Potrebbe rivelarsi una novità assoluta nella storia della Lega cestistica a stelle e strisce ovvero Chris Paul ed i New Orleans Hornets potrebbero ritrovarsi a giocare, per un periodo di tempo, per una proprietà che sarebbe, appunto, la stessa Nba. Insomma una situazione già accaduta negli Stati Uniti, ma in un altro sport professionistico: il Baseball. In quell’occasione fu la MLB a prendersi cura, prima del trasferimento a Washington, dei Montreal Expos. Allo stato attuale tutto è ancora sotto la voce ‘rumours’, ma tra gli addetti ai lavori c’è la convinzione che i rapporti siano avviati e che nei prossimi giorni si potrebbe avere la conferma da parte della Lega. L’intenzione è quella di traghettare la società verso un nuovo proprietario. Un’azione diretta, quindi, a far sì che il basket da New Orleans non scompaia dopo quello che si è fatto per favorire questa città dopo l’uragano.

GLI INCONVENIENTI – Quello più pericoloso potrebbe essere legato al fatto che la Nba si ritroverebbe tra le mani la proprietà di una franchigia che nessuno vuole visto lo scarso rendimento in termini di pubblico che gli Hornets stanno avendo nonostante l’ottimo avvio di stagione. La media fino a questo momento dice poco più di 13mila spettatori, col massimo nella notte della visita dei Knicks con 14.020. Dati e numeri che non giocano a favore della città della Louisiana al punto che tra i vari rumours legati c'è anche quello di uno spostamento della franchigia altrove. Si parla di Seattle (che perse quelli che sono gli attuali Oklahoma City Thunder), Anaheim e Kansas City (che in questo modo unirebbe College e franchigia pro'). A giocare a favore di queste ultime voci, poi, ci sono le possibilità da parte degli Hornets di sciogliere il proprio legame di locazione con la città entro gli inizi di marzo causa la bassa affluenza. Il limite è fissato attorno a 14.213 spettatori di media in un determinato numero di partite casalinghe tra il mese di dicembre e quello di gennaio. Una situazione non facile, ma dall’alto degli Hornets e da Weber, arriva la prima rassicurazione: «In questi anni abbiamo visto come in questa città si lavori bene, gli Hornets non hanno alcuna intenzione di trasferirsi».

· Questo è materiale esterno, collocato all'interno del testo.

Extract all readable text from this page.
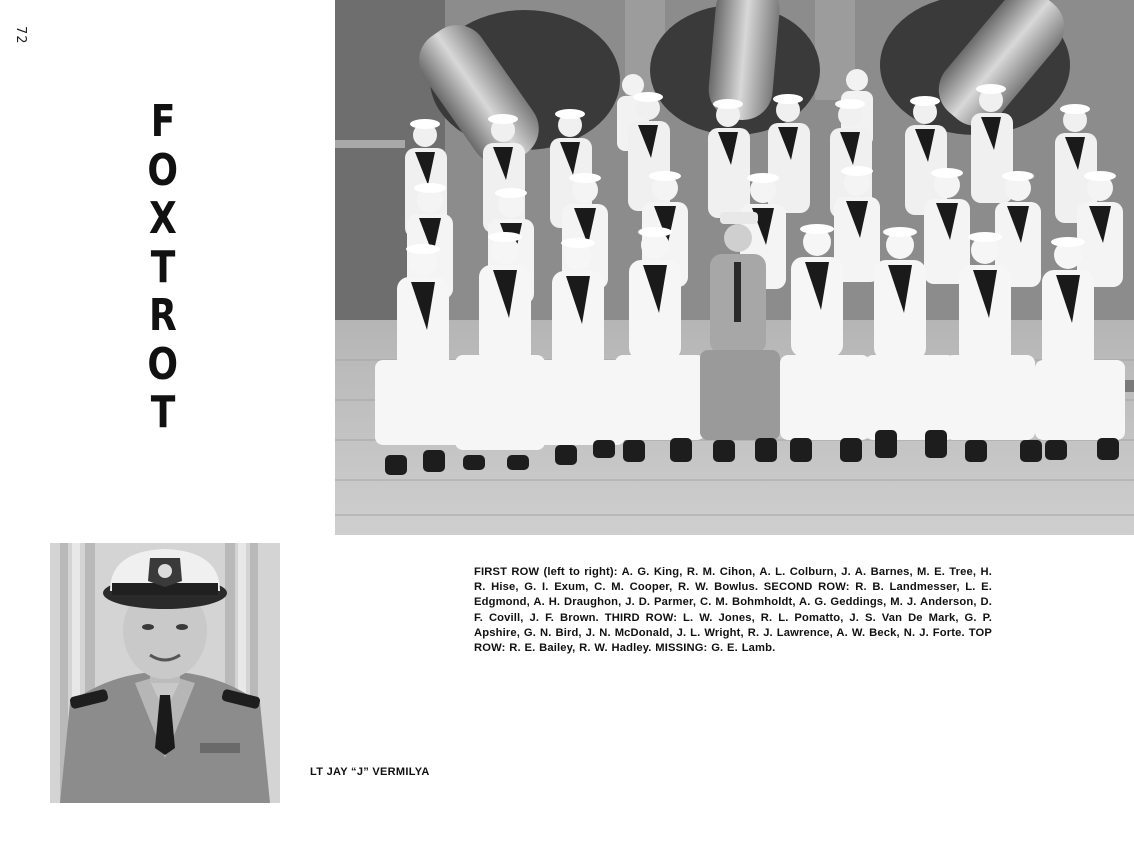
72
F
O
X
T
R
O
T
LT JAY “J” VERMILYA
FIRST ROW (left to right): A. G. King, R. M. Cihon, A. L. Colburn, J. A. Barnes, M. E. Tree, H. R. Hise, G. I. Exum, C. M. Cooper, R. W. Bowlus. SECOND ROW: R. B. Landmesser, L. E. Edgmond, A. H. Draughon, J. D. Parmer, C. M. Bohmholdt, A. G. Geddings, M. J. Anderson, D. F. Covill, J. F. Brown. THIRD ROW: L. W. Jones, R. L. Pomatto, J. S. Van De Mark, G. P. Apshire, G. N. Bird, J. N. McDonald, J. L. Wright, R. J. Lawrence, A. W. Beck, N. J. Forte. TOP ROW: R. E. Bailey, R. W. Hadley. MISSING: G. E. Lamb.
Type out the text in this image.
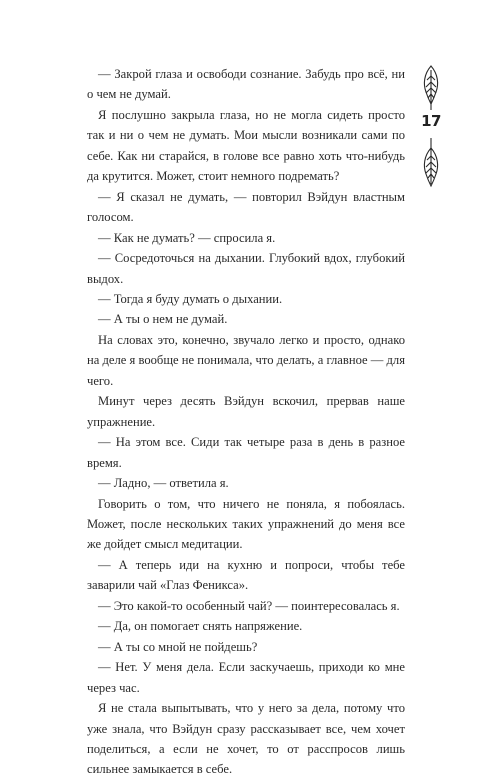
17

— Закрой глаза и освободи сознание. Забудь про всё, ни о чем не думай.

Я послушно закрыла глаза, но не могла сидеть просто так и ни о чем не думать. Мои мысли возникали сами по себе. Как ни старайся, в голове все равно хоть что-нибудь да крутится. Может, стоит немного подремать?

— Я сказал не думать, — повторил Вэйдун властным голосом.

— Как не думать? — спросила я.

— Сосредоточься на дыхании. Глубокий вдох, глубокий выдох.

— Тогда я буду думать о дыхании.

— А ты о нем не думай.

На словах это, конечно, звучало легко и просто, однако на деле я вообще не понимала, что делать, а главное — для чего.

Минут через десять Вэйдун вскочил, прервав наше упражнение.

— На этом все. Сиди так четыре раза в день в разное время.

— Ладно, — ответила я.

Говорить о том, что ничего не поняла, я побоялась. Может, после нескольких таких упражнений до меня все же дойдет смысл медитации.

— А теперь иди на кухню и попроси, чтобы тебе заварили чай «Глаз Феникса».

— Это какой-то особенный чай? — поинтересовалась я.

— Да, он помогает снять напряжение.

— А ты со мной не пойдешь?

— Нет. У меня дела. Если заскучаешь, приходи ко мне через час.

Я не стала выпытывать, что у него за дела, потому что уже знала, что Вэйдун сразу рассказывает все, чем хочет поделиться, а если не хочет, то от расспросов лишь сильнее замыкается в себе.
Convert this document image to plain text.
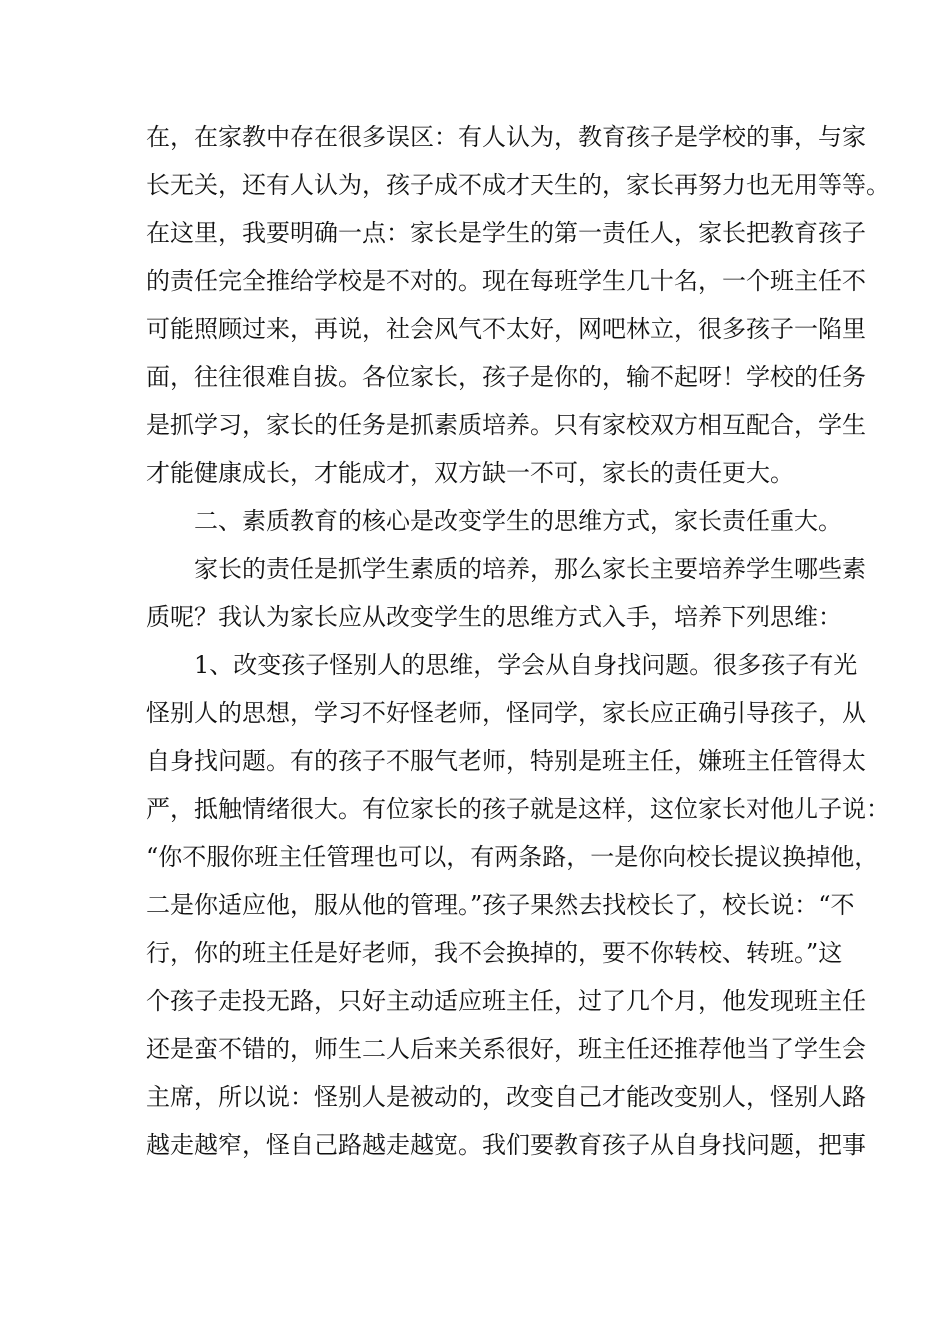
在，在家教中存在很多误区：有人认为，教育孩子是学校的事，与家
长无关，还有人认为，孩子成不成才天生的，家长再努力也无用等等。
在这里，我要明确一点：家长是学生的第一责任人，家长把教育孩子
的责任完全推给学校是不对的。现在每班学生几十名，一个班主任不
可能照顾过来，再说，社会风气不太好，网吧林立，很多孩子一陷里
面，往往很难自拔。各位家长，孩子是你的，输不起呀！学校的任务
是抓学习，家长的任务是抓素质培养。只有家校双方相互配合，学生
才能健康成长，才能成才，双方缺一不可，家长的责任更大。
二、素质教育的核心是改变学生的思维方式，家长责任重大。
家长的责任是抓学生素质的培养，那么家长主要培养学生哪些素
质呢？我认为家长应从改变学生的思维方式入手，培养下列思维：
1、改变孩子怪别人的思维，学会从自身找问题。很多孩子有光
怪别人的思想，学习不好怪老师，怪同学，家长应正确引导孩子，从
自身找问题。有的孩子不服气老师，特别是班主任，嫌班主任管得太
严，抵触情绪很大。有位家长的孩子就是这样，这位家长对他儿子说：
“你不服你班主任管理也可以，有两条路，一是你向校长提议换掉他，
二是你适应他，服从他的管理。”孩子果然去找校长了，校长说：“不
行，你的班主任是好老师，我不会换掉的，要不你转校、转班。”这
个孩子走投无路，只好主动适应班主任，过了几个月，他发现班主任
还是蛮不错的，师生二人后来关系很好，班主任还推荐他当了学生会
主席，所以说：怪别人是被动的，改变自己才能改变别人，怪别人路
越走越窄，怪自己路越走越宽。我们要教育孩子从自身找问题，把事
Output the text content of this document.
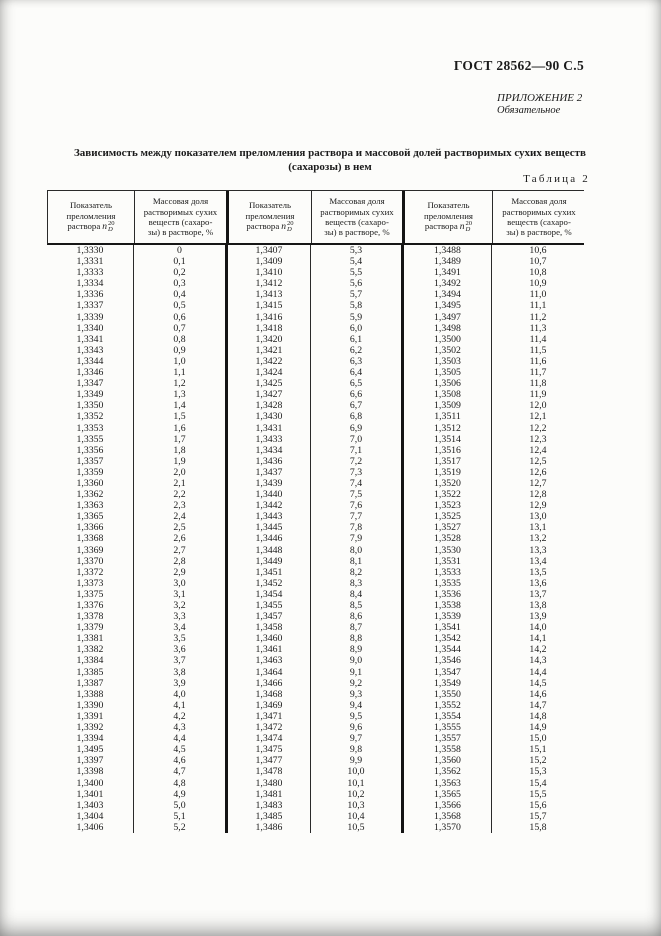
ГОСТ 28562—90 С.5
ПРИЛОЖЕНИЕ 2
Обязательное
Зависимость между показателем преломления раствора и массовой долей растворимых сухих веществ
(сахарозы) в нем
Таблица 2
Показатель
преломления
раствора n 20
D
Массовая доля
растворимых сухих
веществ (сахаро-
зы) в растворе, %
Показатель
преломления
раствора n 20
D
Массовая доля
растворимых сухих
веществ (сахаро-
зы) в растворе, %
Показатель
преломления
раствора n 20
D
Массовая доля
растворимых сухих
веществ (сахаро-
зы) в растворе, %
1,3330	0	1,3407	5,3	1,3488	10,6
1,3331	0,1	1,3409	5,4	1,3489	10,7
1,3333	0,2	1,3410	5,5	1,3491	10,8
1,3334	0,3	1,3412	5,6	1,3492	10,9
1,3336	0,4	1,3413	5,7	1,3494	11,0
1,3337	0,5	1,3415	5,8	1,3495	11,1
1,3339	0,6	1,3416	5,9	1,3497	11,2
1,3340	0,7	1,3418	6,0	1,3498	11,3
1,3341	0,8	1,3420	6,1	1,3500	11,4
1,3343	0,9	1,3421	6,2	1,3502	11,5
1,3344	1,0	1,3422	6,3	1,3503	11,6
1,3346	1,1	1,3424	6,4	1,3505	11,7
1,3347	1,2	1,3425	6,5	1,3506	11,8
1,3349	1,3	1,3427	6,6	1,3508	11,9
1,3350	1,4	1,3428	6,7	1,3509	12,0
1,3352	1,5	1,3430	6,8	1,3511	12,1
1,3353	1,6	1,3431	6,9	1,3512	12,2
1,3355	1,7	1,3433	7,0	1,3514	12,3
1,3356	1,8	1,3434	7,1	1,3516	12,4
1,3357	1,9	1,3436	7,2	1,3517	12,5
1,3359	2,0	1,3437	7,3	1,3519	12,6
1,3360	2,1	1,3439	7,4	1,3520	12,7
1,3362	2,2	1,3440	7,5	1,3522	12,8
1,3363	2,3	1,3442	7,6	1,3523	12,9
1,3365	2,4	1,3443	7,7	1,3525	13,0
1,3366	2,5	1,3445	7,8	1,3527	13,1
1,3368	2,6	1,3446	7,9	1,3528	13,2
1,3369	2,7	1,3448	8,0	1,3530	13,3
1,3370	2,8	1,3449	8,1	1,3531	13,4
1,3372	2,9	1,3451	8,2	1,3533	13,5
1,3373	3,0	1,3452	8,3	1,3535	13,6
1,3375	3,1	1,3454	8,4	1,3536	13,7
1,3376	3,2	1,3455	8,5	1,3538	13,8
1,3378	3,3	1,3457	8,6	1,3539	13,9
1,3379	3,4	1,3458	8,7	1,3541	14,0
1,3381	3,5	1,3460	8,8	1,3542	14,1
1,3382	3,6	1,3461	8,9	1,3544	14,2
1,3384	3,7	1,3463	9,0	1,3546	14,3
1,3385	3,8	1,3464	9,1	1,3547	14,4
1,3387	3,9	1,3466	9,2	1,3549	14,5
1,3388	4,0	1,3468	9,3	1,3550	14,6
1,3390	4,1	1,3469	9,4	1,3552	14,7
1,3391	4,2	1,3471	9,5	1,3554	14,8
1,3392	4,3	1,3472	9,6	1,3555	14,9
1,3394	4,4	1,3474	9,7	1,3557	15,0
1,3495	4,5	1,3475	9,8	1,3558	15,1
1,3397	4,6	1,3477	9,9	1,3560	15,2
1,3398	4,7	1,3478	10,0	1,3562	15,3
1,3400	4,8	1,3480	10,1	1,3563	15,4
1,3401	4,9	1,3481	10,2	1,3565	15,5
1,3403	5,0	1,3483	10,3	1,3566	15,6
1,3404	5,1	1,3485	10,4	1,3568	15,7
1,3406	5,2	1,3486	10,5	1,3570	15,8
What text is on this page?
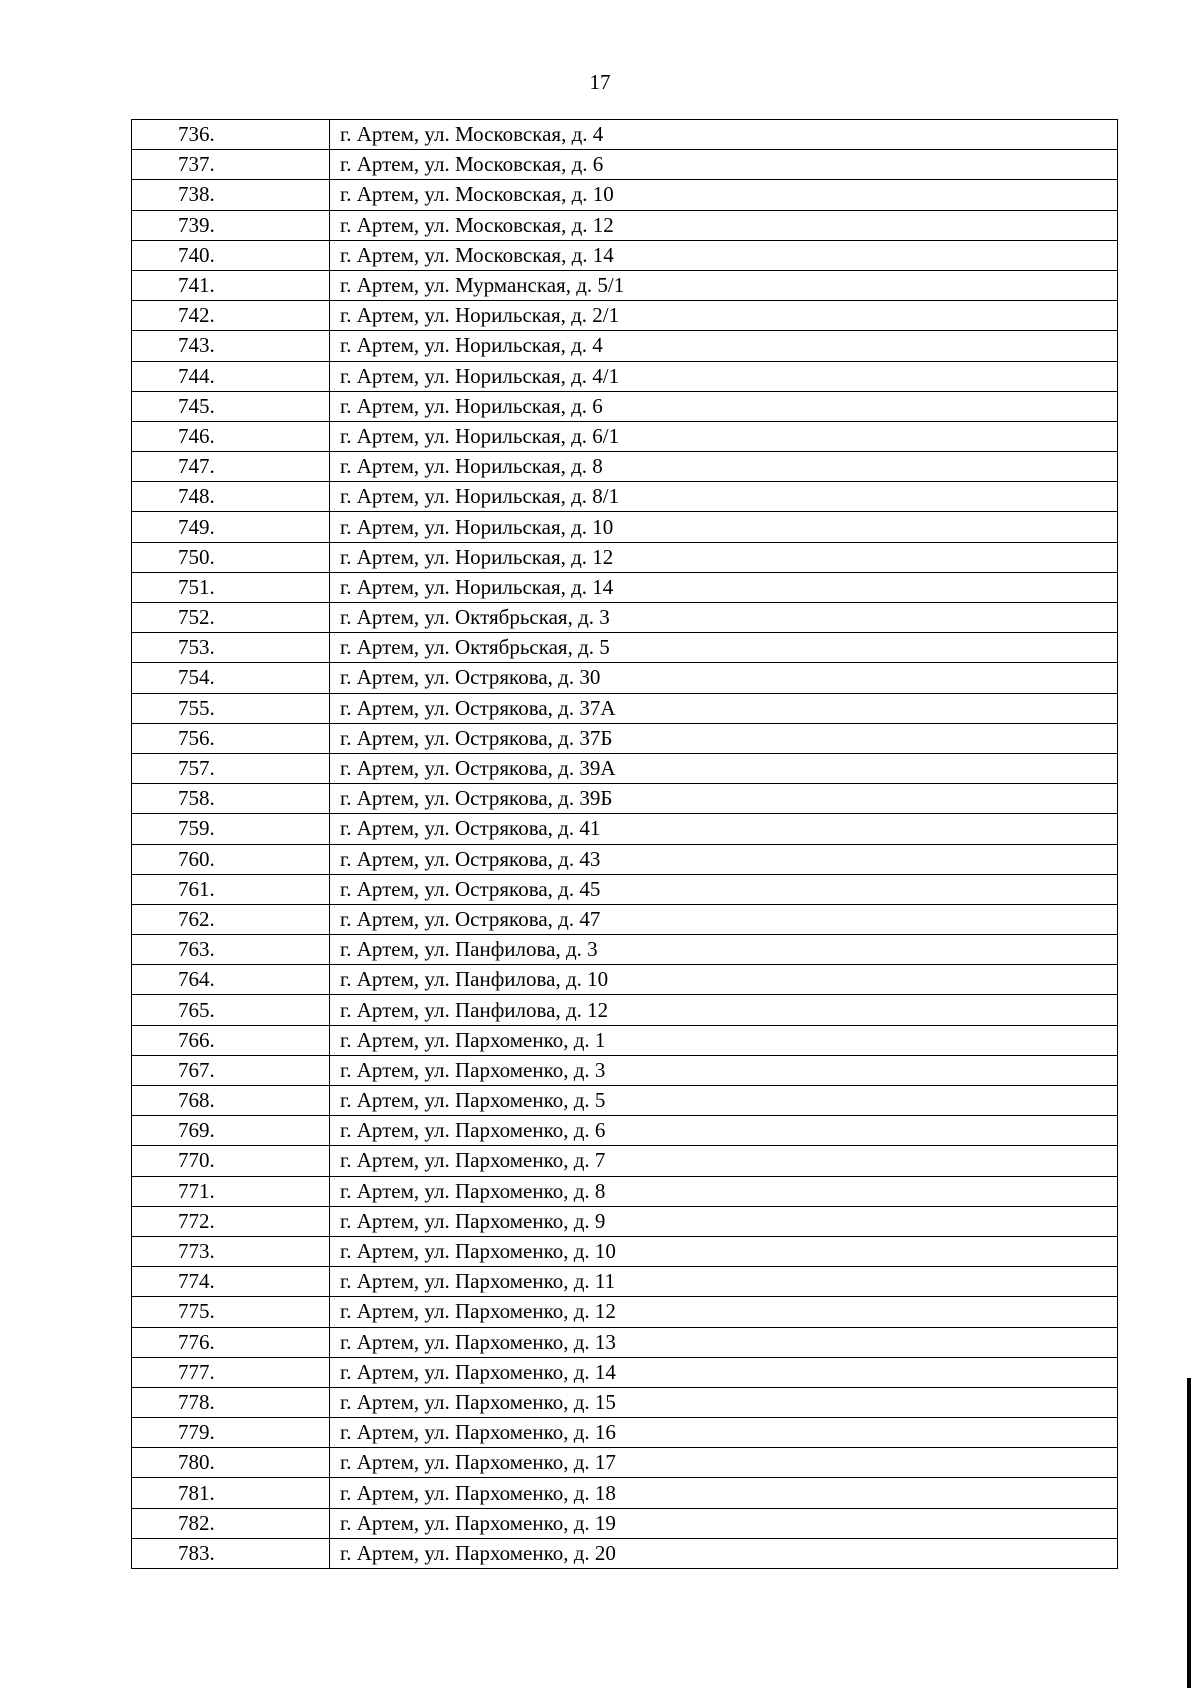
17
736.	г. Артем, ул. Московская, д. 4
737.	г. Артем, ул. Московская, д. 6
738.	г. Артем, ул. Московская, д. 10
739.	г. Артем, ул. Московская, д. 12
740.	г. Артем, ул. Московская, д. 14
741.	г. Артем, ул. Мурманская, д. 5/1
742.	г. Артем, ул. Норильская, д. 2/1
743.	г. Артем, ул. Норильская, д. 4
744.	г. Артем, ул. Норильская, д. 4/1
745.	г. Артем, ул. Норильская, д. 6
746.	г. Артем, ул. Норильская, д. 6/1
747.	г. Артем, ул. Норильская, д. 8
748.	г. Артем, ул. Норильская, д. 8/1
749.	г. Артем, ул. Норильская, д. 10
750.	г. Артем, ул. Норильская, д. 12
751.	г. Артем, ул. Норильская, д. 14
752.	г. Артем, ул. Октябрьская, д. 3
753.	г. Артем, ул. Октябрьская, д. 5
754.	г. Артем, ул. Острякова, д. 30
755.	г. Артем, ул. Острякова, д. 37А
756.	г. Артем, ул. Острякова, д. 37Б
757.	г. Артем, ул. Острякова, д. 39А
758.	г. Артем, ул. Острякова, д. 39Б
759.	г. Артем, ул. Острякова, д. 41
760.	г. Артем, ул. Острякова, д. 43
761.	г. Артем, ул. Острякова, д. 45
762.	г. Артем, ул. Острякова, д. 47
763.	г. Артем, ул. Панфилова, д. 3
764.	г. Артем, ул. Панфилова, д. 10
765.	г. Артем, ул. Панфилова, д. 12
766.	г. Артем, ул. Пархоменко, д. 1
767.	г. Артем, ул. Пархоменко, д. 3
768.	г. Артем, ул. Пархоменко, д. 5
769.	г. Артем, ул. Пархоменко, д. 6
770.	г. Артем, ул. Пархоменко, д. 7
771.	г. Артем, ул. Пархоменко, д. 8
772.	г. Артем, ул. Пархоменко, д. 9
773.	г. Артем, ул. Пархоменко, д. 10
774.	г. Артем, ул. Пархоменко, д. 11
775.	г. Артем, ул. Пархоменко, д. 12
776.	г. Артем, ул. Пархоменко, д. 13
777.	г. Артем, ул. Пархоменко, д. 14
778.	г. Артем, ул. Пархоменко, д. 15
779.	г. Артем, ул. Пархоменко, д. 16
780.	г. Артем, ул. Пархоменко, д. 17
781.	г. Артем, ул. Пархоменко, д. 18
782.	г. Артем, ул. Пархоменко, д. 19
783.	г. Артем, ул. Пархоменко, д. 20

LA QUESTIONE PAUL – L’altro paragrafo dolente di un capitolo non facilissimo da trattare: Chris Paul. Il suo nome è stato il più ricercato dalle formazioni rimaste a bocca asciutta dalla free agency della del 2010 (prima fra tutte i Knicks). Il talento uscito dall’università di Wake Forest avrà la possibilità di dichiararsi free agent nel 2012, ma vista la situazione potrebbe anche essere una pedina di scambio prima di tale termine. Dall’altra parte c’è chi pensa che lo spirito che ha mosso la Nba a evitare che il basket si allontani dalla Louisiana resti predominante e convinca Paul a rimanere a New Orleans. Tra l’altro le parole di questa estate e le mosse della società (l’arrivo di Demp e Williams in panchina) avevano rassicurato l’ambiente, l’unico punto a sfavore degli Hornets è di non poter continuare più ad essere economicamente competitivi. «Al momento la squadra mi piace – ha dichiarato Chris Paul - ci sono tanti compagni di squadra che hanno fame di vittorie e questo è fondamentale».